Lea und ihre Mutter sind wohlauf. Hamburger Reederei und der Kapitän wussten von nichts - ein wohl einmaliger Fall.

Hatte sie ihre Schwangerschaft verdrängt oder tatsächlich nicht bemerkt? Eine junge nautische Offiziersassistentin aus Cuxhaven dürfte jedenfalls kurz vor Weihnachten die deutsche Seefahrtsgeschichte um eine völlig neue Variante bereichert haben. Hochschwanger war die 20-jährige Frau S. vor zwei Monaten an Bord des Hamburger Frachters MS "Maruba Simmons" (hieß vor Kurzem noch MS "Hansa Africa") gekommen - ohne dass Reederei oder Mannschaft etwas von den besonderen Umständen ahnten. Jetzt, auf Reede rund 50 Kilometer vor dem brasilianischen Hafen Rio Grande, meldete sie sich bei ihrem Kapitän André Kurze: Mit heftigen Wehen, wie sich schnell herausstellte.

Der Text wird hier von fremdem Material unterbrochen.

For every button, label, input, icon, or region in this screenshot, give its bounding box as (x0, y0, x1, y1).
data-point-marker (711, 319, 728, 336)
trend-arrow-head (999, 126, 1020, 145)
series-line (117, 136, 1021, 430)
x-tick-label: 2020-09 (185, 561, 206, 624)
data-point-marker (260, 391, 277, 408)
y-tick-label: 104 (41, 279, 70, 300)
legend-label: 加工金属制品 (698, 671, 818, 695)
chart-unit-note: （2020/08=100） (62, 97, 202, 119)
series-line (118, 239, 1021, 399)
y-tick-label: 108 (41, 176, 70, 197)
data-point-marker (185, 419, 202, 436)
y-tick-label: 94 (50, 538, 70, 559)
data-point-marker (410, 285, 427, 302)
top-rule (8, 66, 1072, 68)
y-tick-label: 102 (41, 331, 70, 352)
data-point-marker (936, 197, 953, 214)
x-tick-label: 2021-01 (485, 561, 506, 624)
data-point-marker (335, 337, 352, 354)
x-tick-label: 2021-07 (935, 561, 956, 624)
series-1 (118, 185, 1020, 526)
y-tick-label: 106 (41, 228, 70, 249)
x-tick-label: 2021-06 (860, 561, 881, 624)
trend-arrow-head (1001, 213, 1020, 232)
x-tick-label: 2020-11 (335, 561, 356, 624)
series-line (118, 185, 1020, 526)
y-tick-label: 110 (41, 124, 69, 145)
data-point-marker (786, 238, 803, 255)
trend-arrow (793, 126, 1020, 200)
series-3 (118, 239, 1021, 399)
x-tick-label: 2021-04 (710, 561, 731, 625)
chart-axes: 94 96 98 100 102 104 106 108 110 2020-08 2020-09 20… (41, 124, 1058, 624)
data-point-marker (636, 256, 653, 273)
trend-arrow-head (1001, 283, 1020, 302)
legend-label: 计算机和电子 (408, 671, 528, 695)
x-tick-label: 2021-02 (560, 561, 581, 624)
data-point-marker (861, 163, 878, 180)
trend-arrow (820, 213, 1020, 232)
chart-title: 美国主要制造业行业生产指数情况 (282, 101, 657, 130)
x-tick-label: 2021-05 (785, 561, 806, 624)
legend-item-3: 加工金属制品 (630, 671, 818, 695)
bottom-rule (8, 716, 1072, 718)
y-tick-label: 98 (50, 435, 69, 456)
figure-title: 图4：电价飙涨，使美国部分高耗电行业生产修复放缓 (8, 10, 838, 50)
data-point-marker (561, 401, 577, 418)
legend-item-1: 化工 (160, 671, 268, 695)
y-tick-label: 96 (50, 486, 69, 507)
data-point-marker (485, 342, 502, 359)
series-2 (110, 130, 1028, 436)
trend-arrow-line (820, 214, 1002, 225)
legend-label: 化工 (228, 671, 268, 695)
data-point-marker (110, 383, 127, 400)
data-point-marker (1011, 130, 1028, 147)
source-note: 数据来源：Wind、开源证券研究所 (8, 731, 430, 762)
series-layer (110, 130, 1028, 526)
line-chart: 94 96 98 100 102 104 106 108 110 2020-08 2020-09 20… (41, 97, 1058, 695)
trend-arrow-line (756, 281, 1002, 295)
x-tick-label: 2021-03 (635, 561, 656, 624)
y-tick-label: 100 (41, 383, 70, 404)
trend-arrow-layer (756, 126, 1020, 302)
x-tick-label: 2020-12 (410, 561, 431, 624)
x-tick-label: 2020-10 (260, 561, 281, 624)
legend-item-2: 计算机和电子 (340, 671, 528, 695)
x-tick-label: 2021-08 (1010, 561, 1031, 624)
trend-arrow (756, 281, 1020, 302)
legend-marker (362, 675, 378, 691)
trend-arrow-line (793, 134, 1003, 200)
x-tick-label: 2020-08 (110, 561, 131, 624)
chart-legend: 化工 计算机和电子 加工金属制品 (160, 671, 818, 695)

Der 43 Jahre alte Nautiker versuchte mit der unbekannten Situation klarzukommen. Er alarmierte Ärzte an der Küste, musste dann bei der Geburt aber doch selbst helfen und assistieren.

Gegen 1 Uhr wurde das Kind geboren: ein Mädchen, 3350 Gramm schwer und 44 Zentimeter groß. Wenig später traf per Helikopter ein Notarzt ein, doch die junge Mutter war noch nicht transportfähig. Die "Maruba Simmons" bekam daher von den Hafenbehörden eine Sondererlaubnis zum Anlegen - sie lag eigentlich vor Reede, weil sie den Hafen erst später hätte anlaufen können.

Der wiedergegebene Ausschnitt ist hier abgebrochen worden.